E o pior é a contrapartida prestada aos cidadãos no serviço público. Não que seja muito diferente no relativo ao setor privado, mas nele existe a perspectiva de opção, quando existe a concorrência. Nos serviços prestados pelas concessionárias, a responsabilidade pelos abusos cometidos contra o cidadão é de responsabilidade das agências reguladoras, cujos dirigentes são nomeados pela administração pública, as quais em sua maioria existem para defender os interesses das empresas e não dos consumidores. Como exemplo, podemos citar a postura da ANAC contra a sugestão lógica da Aeronáutica e da Infraero de alteração de rotas e escalas impostas pelo duopólio que comanda a navegação aérea no país.
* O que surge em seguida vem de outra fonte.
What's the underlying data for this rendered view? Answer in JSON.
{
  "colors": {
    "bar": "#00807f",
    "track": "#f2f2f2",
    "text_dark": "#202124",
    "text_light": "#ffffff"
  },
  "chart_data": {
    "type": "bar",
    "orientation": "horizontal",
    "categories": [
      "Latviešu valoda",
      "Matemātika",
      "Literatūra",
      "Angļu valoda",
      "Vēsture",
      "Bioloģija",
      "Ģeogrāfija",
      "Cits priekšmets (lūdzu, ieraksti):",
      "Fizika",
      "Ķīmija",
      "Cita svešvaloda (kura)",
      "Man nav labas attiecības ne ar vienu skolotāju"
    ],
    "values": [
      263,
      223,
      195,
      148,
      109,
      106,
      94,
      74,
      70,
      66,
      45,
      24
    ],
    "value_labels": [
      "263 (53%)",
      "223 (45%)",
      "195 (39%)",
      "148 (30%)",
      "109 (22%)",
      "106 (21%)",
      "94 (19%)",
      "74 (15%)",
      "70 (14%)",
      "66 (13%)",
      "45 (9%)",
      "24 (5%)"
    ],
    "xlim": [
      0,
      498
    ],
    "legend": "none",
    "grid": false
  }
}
O cidadão sofre uma verdadeira tortura quando procura o atendimento de suas necessidades junto à administração pública, em seus três níveis. Renovar uma carteira, ou realizar a vistoria, ou pedir uma 2ª via da habilitação em virtude de ter sido assaltado, junto ao DETRAN é um suplício. Conseguir a revalidação do registro de sua arma legal, inconstitucionalmente obrigado a registrar o que já havia sido registrado, é digno de ser mais um dos trabalhos de Hércules.Ao ser abordado em uma barreira policial por dois homens empunhando um fuzil intimidador, sem supervisão de um superior, não há como deixar de lembrar da brutal cena exibida em vídeo do tapa na cara desferido por um PM em um cidadão, seguido de sua execução sumária. E mesmo estando com seus documentos em ordem, surge a sensação angustiante de que o carro acabará sendo apreendido, caso não haja um bom “diálogo”. Para retirar o seu veículo sofrerá um suplício de Tântalo.
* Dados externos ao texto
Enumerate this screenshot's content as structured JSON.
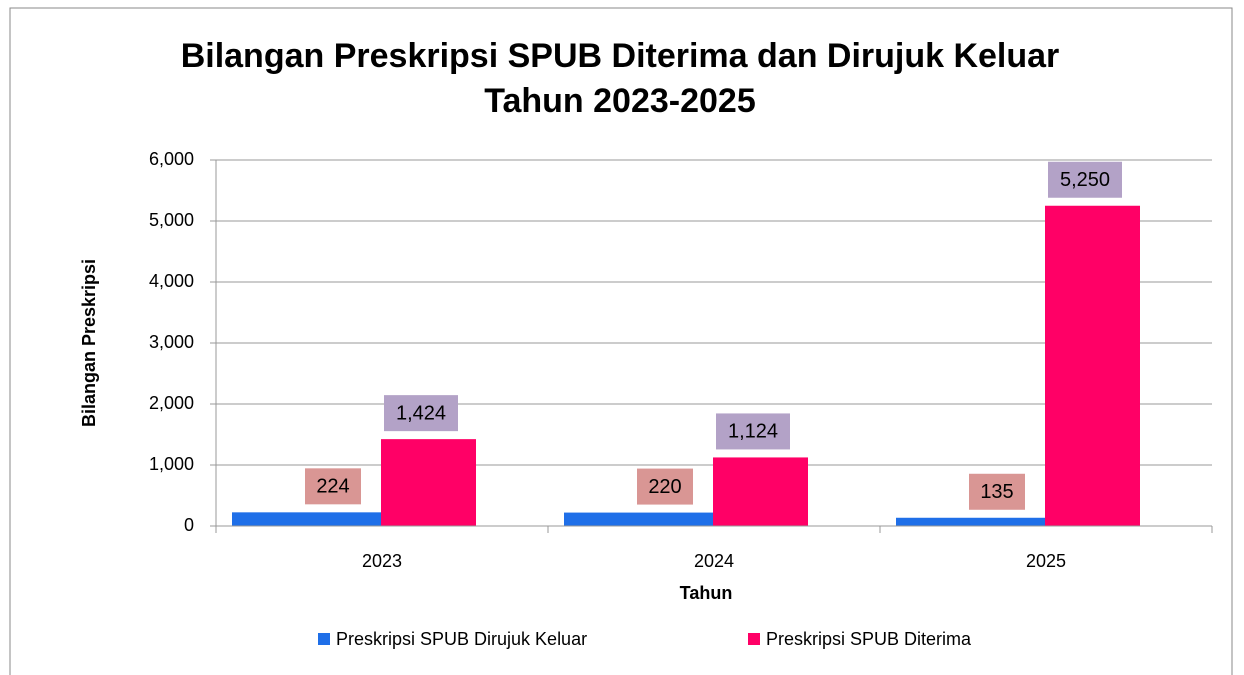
{
  "chart_data": {
    "type": "bar",
    "title": [
      "Bilangan Preskripsi SPUB Diterima dan Dirujuk Keluar",
      "Tahun 2023-2025"
    ],
    "x_label": "Tahun",
    "y_label": "Bilangan Preskripsi",
    "categories": [
      "2023",
      "2024",
      "2025"
    ],
    "series": [
      {
        "name": "Preskripsi SPUB Dirujuk Keluar",
        "color": "#1f6fe8",
        "label_color": "#d99694",
        "values": [
          224,
          220,
          135
        ]
      },
      {
        "name": "Preskripsi SPUB Diterima",
        "color": "#ff0066",
        "label_color": "#b3a2c7",
        "values": [
          1424,
          1124,
          5250
        ],
        "value_labels": [
          "1,424",
          "1,124",
          "5,250"
        ]
      }
    ],
    "ylim": [
      0,
      6000
    ],
    "yticks": [
      0,
      {
        "value": 1000,
        "label": "1,000"
      },
      {
        "value": 2000,
        "label": "2,000"
      },
      {
        "value": 3000,
        "label": "3,000"
      },
      {
        "value": 4000,
        "label": "4,000"
      },
      {
        "value": 5000,
        "label": "5,000"
      },
      {
        "value": 6000,
        "label": "6,000"
      }
    ],
    "grid": true,
    "legend": "bottom"
  }
}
E existem tarefas piores, como atender às exigências da Receita Federal ou obter esclarecimentos junto ao Serviço de Patrimônio da União, com relação ao foro e ao laudêmio. Na educação surgiu o caso recente de uma bacharel em letras que ganhou na justiça uma indenização do Estado, pois o curso no qual havia colado grau, não tinha reconhecimento legal. Depois daquele triste episódio em que dois irmãos gêmeos na Universidade de Brasília sofreram o constrangimento de um ter obtido o ingresso pelo sistema de cotas e o outro não, tudo é possível. Daqui a pouco vai aparecer a cota para gays. Qual será o critério de comprovação?

Na saúde então o atendimento chega a ser criminoso, digno de campo de concentração, com pacientes idosos, crianças, sendo submetidos a uma verdadeira escolha de Sofia, em virtude da carência de meios. Na segurança pública, somos obrigados a ficar trancafiados em casa ou a traçar rotas menos perigosas, de acordo com o noticiário, para tentar prevenir o pior. De fato, viver no Brasil está ficando difícil!